Une vidéo de l’Associated Press de la ville portuaire a montré l’assaut éclairant le ciel qui s’assombrissait au-dessus des rues désertes et des équipes médicales soignant des civils, dont un garçon de 16 ans à l’intérieur d’une clinique qui n’a pas pu être sauvé. L’enfant jouait au football lorsqu’il a été blessé dans le bombardement, selon son père, qui a bercé la tête du garçon sur la civière et a pleuré.

Couper l’accès de l’Ukraine aux mers Noire et d’Azov porterait un coup paralysant à son économie et permettrait à la Russie de construire un corridor terrestre vers la Crimée, saisie par Moscou en 2014.

Dans l’ensemble, les Ukrainiens, en infériorité numérique et en armes, ont opposé une résistance acharnée, empêchant la victoire rapide à laquelle la Russie semblait s’attendre. Mais un haut responsable américain de la défense, s’exprimant sous le couvert de l’anonymat, a déclaré que la prise de la Crimée par la Russie lui donnait un avantage logistique dans cette partie du pays, avec des lignes d’approvisionnement plus courtes qui y ont facilité l’offensive.

Les dirigeants ukrainiens ont appelé le peuple à défendre sa patrie en coupant des arbres, en érigeant des barricades dans les villes et en attaquant les colonnes ennemies par l’arrière. Ces derniers jours, les autorités ont distribué des armes à des civils et leur ont appris à fabriquer des cocktails Molotov.

“Résistance totale. … C’est notre atout ukrainien, et c’est ce que nous pouvons faire de mieux au monde”, a déclaré Oleksiy Arestovich, un assistant de Zelenskyy, dans un message vidéo, rappelant les actions de guérilla en Ukraine occupée par les nazis pendant La Seconde Guerre mondiale.

Le deuxième cycle de pourparlers entre les délégations ukrainienne et russe s’est tenu au Bélarus voisin. Mais les deux parties semblaient très éloignées au début de la réunion, et Poutine a averti l’Ukraine qu’elle devait rapidement accepter la demande du Kremlin pour sa “démilitarisation” et se déclarer neutre, renonçant à sa candidature à l’OTAN.

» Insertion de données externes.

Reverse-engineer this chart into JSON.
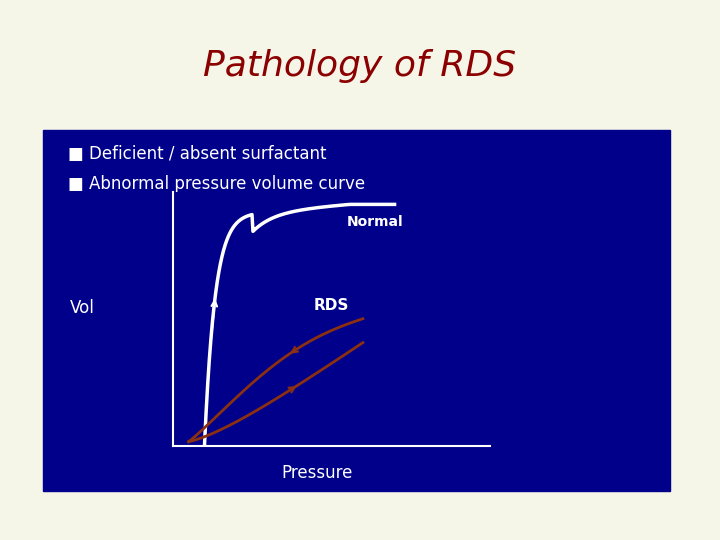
{
  "title": "Pathology of RDS",
  "title_color": "#8B0000",
  "title_fontsize": 26,
  "bg_color": "#F5F5E8",
  "box_color": "#00008B",
  "bullet1": "Deficient / absent surfactant",
  "bullet2": "Abnormal pressure volume curve",
  "bullet_color": "white",
  "vol_label": "Vol",
  "pressure_label": "Pressure",
  "normal_label": "Normal",
  "rds_label": "RDS",
  "normal_curve_color": "white",
  "rds_curve_color": "#8B3010"
}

Poutine a déclaré au président français Emmanuel Macron qu’il était déterminé à poursuivre son attaque “jusqu’au bout”, selon le bureau de Macron.

Les deux parties ont déclaré qu’elles avaient provisoirement accepté d’autoriser les cessez-le-feu dans les zones désignées comme couloirs sûrs et qu’elles chercheraient à régler rapidement les détails nécessaires. Un conseiller de Zelenskyy a également déclaré qu’un troisième cycle de pourparlers aura lieu au début de la semaine prochaine.

Malgré une profusion de preuves de victimes civiles et de destructions de biens par l’armée russe, Poutine a dénoncé ce qu’il a appelé une “campagne de désinformation anti-russe” et a insisté sur le fait que Moscou n’utilise “que des armes de précision pour détruire exclusivement les infrastructures militaires”.

Poutine a affirmé que l’armée russe avait déjà offert des couloirs sûrs aux civils pour fuir, mais il a affirmé sans preuve que les “néo-nazis” ukrainiens empêchaient les gens de partir et les utilisaient comme boucliers humains.

Il a également salué les soldats russes comme des héros lors d’un appel vidéo avec des membres du Conseil de sécurité russe et a ordonné des paiements supplémentaires aux familles des hommes tués ou blessés.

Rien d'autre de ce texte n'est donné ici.